We all remember Secretary of State Colin Powell's dramatic Feb. 5 presentation to the Security Council on Iraq's WMD programs. But French Foreign Minister Dominique De Villepin also spoke to the council that day.

He made it clear then, as on other occasions, that he differed with the United States on war with Iraq, and wanted as an alternative an enhanced Iraq inspections regime.

But de Villepin, according to the word-by-word translation of his remarks that appeared Feb. 5 in the online version of The Washington Post, also said there were "unresolved questions in the ballistic, chemical, and biological areas."

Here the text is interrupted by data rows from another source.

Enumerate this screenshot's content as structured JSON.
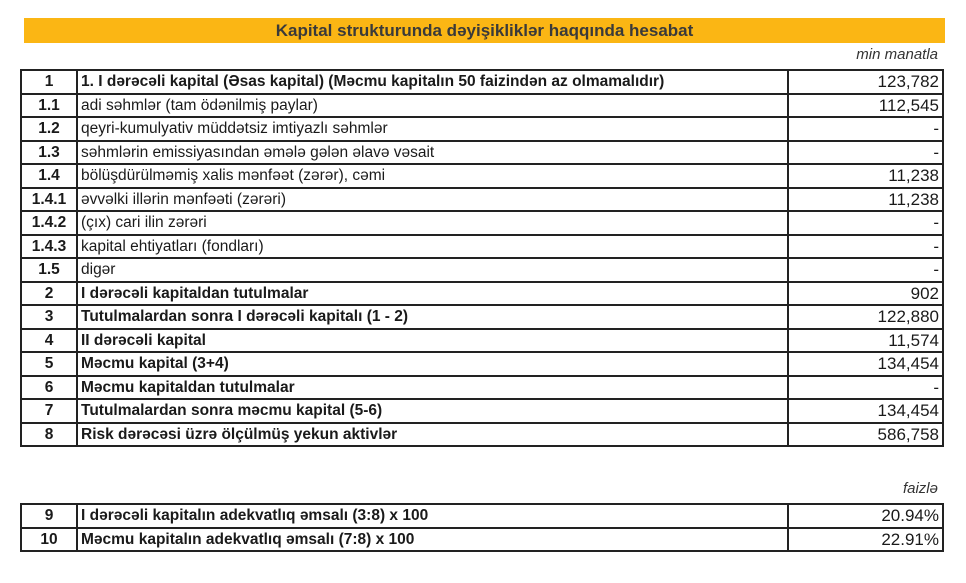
{
  "title": "Kapital strukturunda dəyişikliklər haqqında hesabat",
  "unit1": "min manatla",
  "rows": [
    {
      "n": "1",
      "label": "1. I dərəcəli kapital (Əsas kapital) (Məcmu kapitalın 50 faizindən az olmamalıdır)",
      "value": "123,782",
      "bold": true
    },
    {
      "n": "1.1",
      "label": "adi səhmlər (tam ödənilmiş paylar)",
      "value": "112,545",
      "bold": false
    },
    {
      "n": "1.2",
      "label": "qeyri-kumulyativ müddətsiz imtiyazlı səhmlər",
      "value": "-",
      "bold": false
    },
    {
      "n": "1.3",
      "label": "səhmlərin emissiyasından əmələ gələn əlavə vəsait",
      "value": "-",
      "bold": false
    },
    {
      "n": "1.4",
      "label": "bölüşdürülməmiş xalis mənfəət (zərər), cəmi",
      "value": "11,238",
      "bold": false
    },
    {
      "n": "1.4.1",
      "label": "əvvəlki illərin mənfəəti (zərəri)",
      "value": "11,238",
      "bold": false
    },
    {
      "n": "1.4.2",
      "label": "(çıx) cari ilin zərəri",
      "value": "-",
      "bold": false
    },
    {
      "n": "1.4.3",
      "label": "kapital ehtiyatları (fondları)",
      "value": "-",
      "bold": false
    },
    {
      "n": "1.5",
      "label": "digər",
      "value": "-",
      "bold": false
    },
    {
      "n": "2",
      "label": "I dərəcəli kapitaldan tutulmalar",
      "value": "902",
      "bold": true
    },
    {
      "n": "3",
      "label": "Tutulmalardan sonra I dərəcəli kapitalı (1 - 2)",
      "value": "122,880",
      "bold": true
    },
    {
      "n": "4",
      "label": "II dərəcəli kapital",
      "value": "11,574",
      "bold": true
    },
    {
      "n": "5",
      "label": "Məcmu kapital (3+4)",
      "value": "134,454",
      "bold": true
    },
    {
      "n": "6",
      "label": "Məcmu kapitaldan tutulmalar",
      "value": "-",
      "bold": true
    },
    {
      "n": "7",
      "label": "Tutulmalardan sonra məcmu kapital (5-6)",
      "value": "134,454",
      "bold": true
    },
    {
      "n": "8",
      "label": "Risk dərəcəsi üzrə ölçülmüş yekun aktivlər",
      "value": "586,758",
      "bold": true
    }
  ],
  "unit2": "faizlə",
  "ratios": [
    {
      "n": "9",
      "label": "I dərəcəli kapitalın adekvatlıq əmsalı (3:8) x 100",
      "value": "20.94%",
      "bold": true
    },
    {
      "n": "10",
      "label": "Məcmu kapitalın adekvatlıq əmsalı (7:8) x 100",
      "value": "22.91%",
      "bold": true
    }
  ],
  "colors": {
    "banner": "#fbb614"
  }
}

What was he talking about? "First, "Regarding the chemical area, we have indications about a capacity to produce VX and mustard gas." Second, "In the biological area, our evidence suggests -- the evidence suggests that there are significant stocks -- there is the possible possession of significant stocks of anthrax and botulism toxins and the possible -- possibly a production capacity today." Finally, Iraq at present had no long-range missiles, "but we have disturbing indications about the continued determination of Iraq to acquire ballistic missiles with a range exceeding the authorized range of 150 kilometers."

De Villepin made a cryptic comment to his Security Council colleagues that day: "In the nuclear area, we need to fully clarify any attempt by Iraq to acquire aluminum tubes." Many would later say that the Anglo-American fears that such tubes could be used in fabricating weapon-grade uranium were misplaced. But that was not the French view, at least in February.

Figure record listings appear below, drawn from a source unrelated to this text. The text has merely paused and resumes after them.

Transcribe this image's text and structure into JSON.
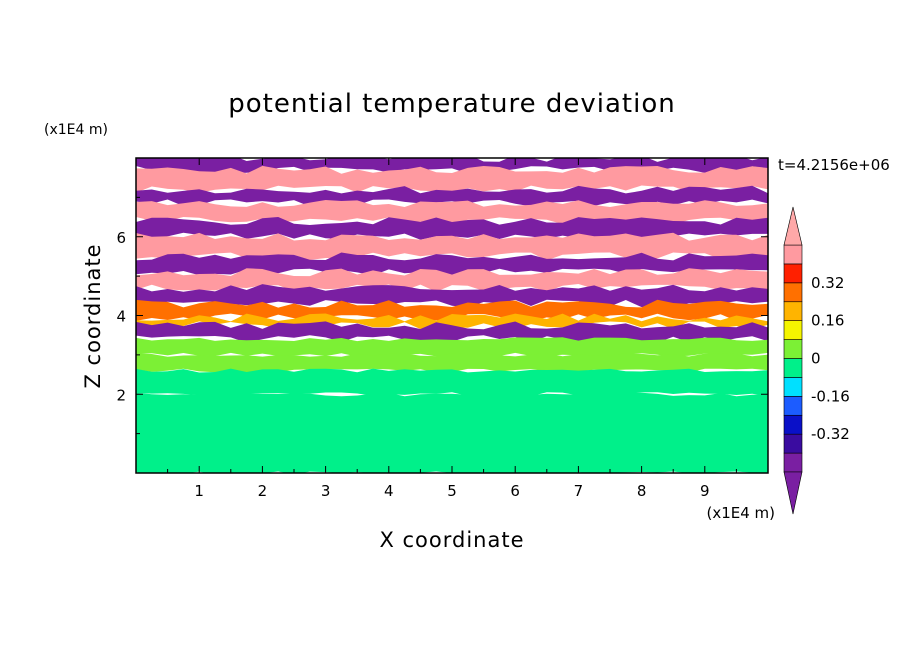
{
  "chart_data": {
    "type": "heatmap",
    "title": "potential temperature deviation",
    "xlabel": "X coordinate",
    "ylabel": "Z coordinate",
    "x_unit": "(x1E4 m)",
    "y_unit": "(x1E4 m)",
    "time_label": "t=4.2156e+06",
    "xlim": [
      0,
      10
    ],
    "ylim": [
      0,
      8
    ],
    "x_ticks": [
      "1",
      "2",
      "3",
      "4",
      "5",
      "6",
      "7",
      "8",
      "9"
    ],
    "y_ticks": [
      "2",
      "4",
      "6"
    ],
    "colorbar": {
      "levels": [
        -0.48,
        -0.4,
        -0.32,
        -0.24,
        -0.16,
        -0.08,
        0,
        0.08,
        0.16,
        0.24,
        0.32,
        0.4,
        0.48
      ],
      "labels": [
        "0.32",
        "0.16",
        "0",
        "-0.16",
        "-0.32"
      ],
      "label_values": [
        0.32,
        0.16,
        0,
        -0.16,
        -0.32
      ],
      "colors": [
        "#7a1fa2",
        "#3a0ca0",
        "#0a10c8",
        "#1c5cff",
        "#00e0ff",
        "#00f08a",
        "#7cf035",
        "#f5f500",
        "#ffb400",
        "#ff7000",
        "#ff2000",
        "#ff9aa0"
      ],
      "under_color": "#7a1fa2",
      "over_color": "#ffa8a8",
      "extend": "both"
    },
    "field_bands": [
      {
        "z": [
          7.7,
          8.0
        ],
        "value": -0.5
      },
      {
        "z": [
          7.2,
          7.7
        ],
        "value": 0.45
      },
      {
        "z": [
          6.85,
          7.2
        ],
        "value": -0.5
      },
      {
        "z": [
          6.4,
          6.85
        ],
        "value": 0.45
      },
      {
        "z": [
          6.0,
          6.4
        ],
        "value": -0.5
      },
      {
        "z": [
          5.5,
          6.0
        ],
        "value": 0.45
      },
      {
        "z": [
          5.1,
          5.5
        ],
        "value": -0.5
      },
      {
        "z": [
          4.7,
          5.1
        ],
        "value": 0.42
      },
      {
        "z": [
          4.3,
          4.7
        ],
        "value": -0.5
      },
      {
        "z": [
          3.95,
          4.3
        ],
        "value": 0.3
      },
      {
        "z": [
          3.75,
          3.95
        ],
        "value": 0.2
      },
      {
        "z": [
          3.4,
          3.75
        ],
        "value": -0.5
      },
      {
        "z": [
          3.0,
          3.4
        ],
        "value": 0.05
      },
      {
        "z": [
          2.6,
          3.0
        ],
        "value": 0.02
      },
      {
        "z": [
          2.0,
          2.6
        ],
        "value": -0.02
      },
      {
        "z": [
          0.0,
          2.0
        ],
        "value": -0.05
      }
    ]
  }
}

Recently, the Financial Times, citing U.S. officials, reported that, prior to the Feb. 5 Security Council meeting, French intelligence had acquired some of the tubes in question and, after testing them, had concluded that "they were too sophisticated to have alternative uses."

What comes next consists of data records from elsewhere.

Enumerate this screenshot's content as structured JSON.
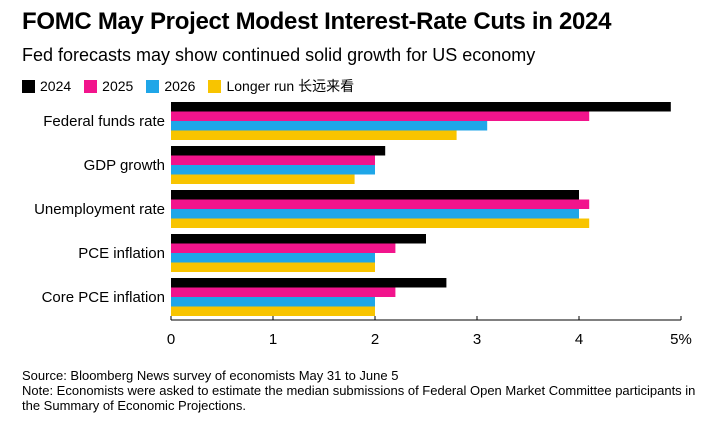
{
  "header": {
    "title": "FOMC May Project Modest Interest-Rate Cuts in 2024",
    "subtitle": "Fed forecasts may show continued solid growth for US economy"
  },
  "footer": {
    "source": "Source: Bloomberg News survey of economists May 31 to June 5",
    "note": "Note: Economists were asked to estimate the median submissions of Federal Open Market Committee participants in the Summary of Economic Projections."
  },
  "chart_data": {
    "type": "bar",
    "orientation": "horizontal",
    "title": "FOMC May Project Modest Interest-Rate Cuts in 2024",
    "subtitle": "Fed forecasts may show continued solid growth for US economy",
    "categories": [
      "Federal funds rate",
      "GDP growth",
      "Unemployment rate",
      "PCE inflation",
      "Core PCE inflation"
    ],
    "series": [
      {
        "name": "2024",
        "color": "#000000",
        "values": [
          4.9,
          2.1,
          4.0,
          2.5,
          2.7
        ]
      },
      {
        "name": "2025",
        "color": "#f2148c",
        "values": [
          4.1,
          2.0,
          4.1,
          2.2,
          2.2
        ]
      },
      {
        "name": "2026",
        "color": "#1fa6e8",
        "values": [
          3.1,
          2.0,
          4.0,
          2.0,
          2.0
        ]
      },
      {
        "name": "Longer run 长远来看",
        "color": "#f8c400",
        "values": [
          2.8,
          1.8,
          4.1,
          2.0,
          2.0
        ]
      }
    ],
    "xlim": [
      0,
      5
    ],
    "xticks": [
      "0",
      "1",
      "2",
      "3",
      "4",
      "5%"
    ],
    "xlabel": "",
    "ylabel": "",
    "legend": "top-left",
    "grid": false
  }
}
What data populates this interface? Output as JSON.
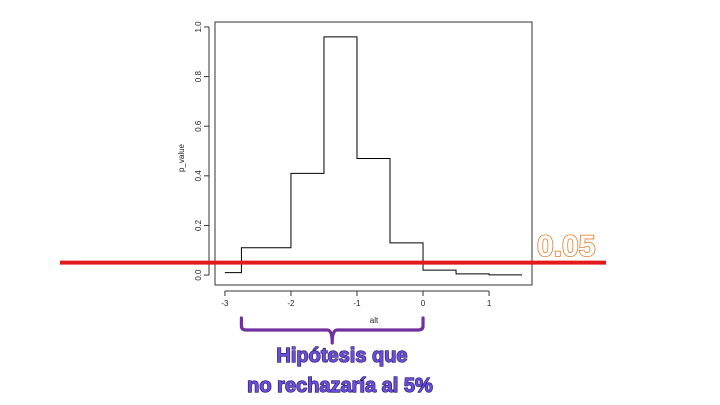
{
  "chart_data": {
    "type": "line",
    "step": true,
    "xlabel": "alt",
    "ylabel": "p_value",
    "xlim": [
      -3.15,
      1.65
    ],
    "ylim": [
      -0.04,
      1.02
    ],
    "x_ticks": [
      -3,
      -2,
      -1,
      0,
      1
    ],
    "y_ticks": [
      0.0,
      0.2,
      0.4,
      0.6,
      0.8,
      1.0
    ],
    "x_tick_labels": [
      "-3",
      "-2",
      "-1",
      "0",
      "1"
    ],
    "y_tick_labels": [
      "0.0",
      "0.2",
      "0.4",
      "0.6",
      "0.8",
      "1.0"
    ],
    "series": [
      {
        "x": [
          -3.0,
          -2.75,
          -2.0,
          -1.5,
          -1.0,
          -0.5,
          0.0,
          0.5,
          1.0,
          1.5
        ],
        "y": [
          0.01,
          0.11,
          0.41,
          0.96,
          0.47,
          0.13,
          0.02,
          0.005,
          0.001,
          0.001
        ]
      }
    ],
    "threshold": {
      "value": 0.05,
      "label": "0.05",
      "color": "#e31a1c"
    },
    "bracket": {
      "from": -2.75,
      "to": 0.0,
      "color": "#7030a0"
    }
  },
  "annotation": {
    "line1": "Hipótesis que",
    "line2": "no rechazaría al 5%",
    "color": "#6b4ed8"
  },
  "colors": {
    "line": "#000000",
    "frame": "#333333",
    "threshold_label": "#e87722"
  }
}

In sum, if we had listened only to Blix and de Villepin this past winter, we would have had to fear that Saddam already possessed or was trying actively to acquire VX gas, mustard gas, anthrax, botulism toxins, uranium-based atomic bombs and long-range missiles.

Bush and Blair, Blix and de Villepin, were most probably all telling us the truth in January and February: Iraq had built a serious WMD program.

In time, we will learn where it is or what became of it.